# Disperse Tabs



## HyperShade (Mar 12, 2013)

So, I did NOT make this tab, I saw a video of some dude on youtube covering it yesterday and there was a link to a dropbox which was dead. So I checked out Ultimate-Guitar and behold a fucking spot on tab of Unbroken Shiver!!!!

If someone wants to claim credit for making the tab go ahead! I just wanted to share it with you guys cause I did a search and found nothing about Disperse tabs anywhere.

(Also just tried to upload it and for some reason I'm having trouble, but it's there for anyone who wants it!)

Unbroken Shiver Guitar Pro by Disperse @ Ultimate-Guitar.Com


----------



## spilla (Apr 9, 2015)

Are there any others available? been a while since this was posted. 

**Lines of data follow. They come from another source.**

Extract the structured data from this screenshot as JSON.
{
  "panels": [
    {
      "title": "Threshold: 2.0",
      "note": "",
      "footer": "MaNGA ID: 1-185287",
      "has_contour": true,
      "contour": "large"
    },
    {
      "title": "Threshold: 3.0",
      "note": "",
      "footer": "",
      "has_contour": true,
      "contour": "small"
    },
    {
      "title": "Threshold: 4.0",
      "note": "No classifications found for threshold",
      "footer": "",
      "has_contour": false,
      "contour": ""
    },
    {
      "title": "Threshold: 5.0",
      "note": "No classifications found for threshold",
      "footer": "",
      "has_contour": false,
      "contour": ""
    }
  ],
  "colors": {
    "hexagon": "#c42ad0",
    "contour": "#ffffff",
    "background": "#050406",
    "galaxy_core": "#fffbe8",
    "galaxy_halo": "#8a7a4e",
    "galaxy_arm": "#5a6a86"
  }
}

and thanks for the link. The world needs more Jakub/Disperse tabs! Really hope they release a tab book soon, i must learn Message from Atlantis.


----------



## meteor685 (Apr 13, 2015)

ive been transcribing their stuff here and there, ill post some tabs when i can.

Also just so you know most of their stuff of the first album is nothing but major 7ths drop2, and minor7ths drop2 chords for the clean sections, and the rhyhtm sections) So learn those chords if you don't know em =)

.


----------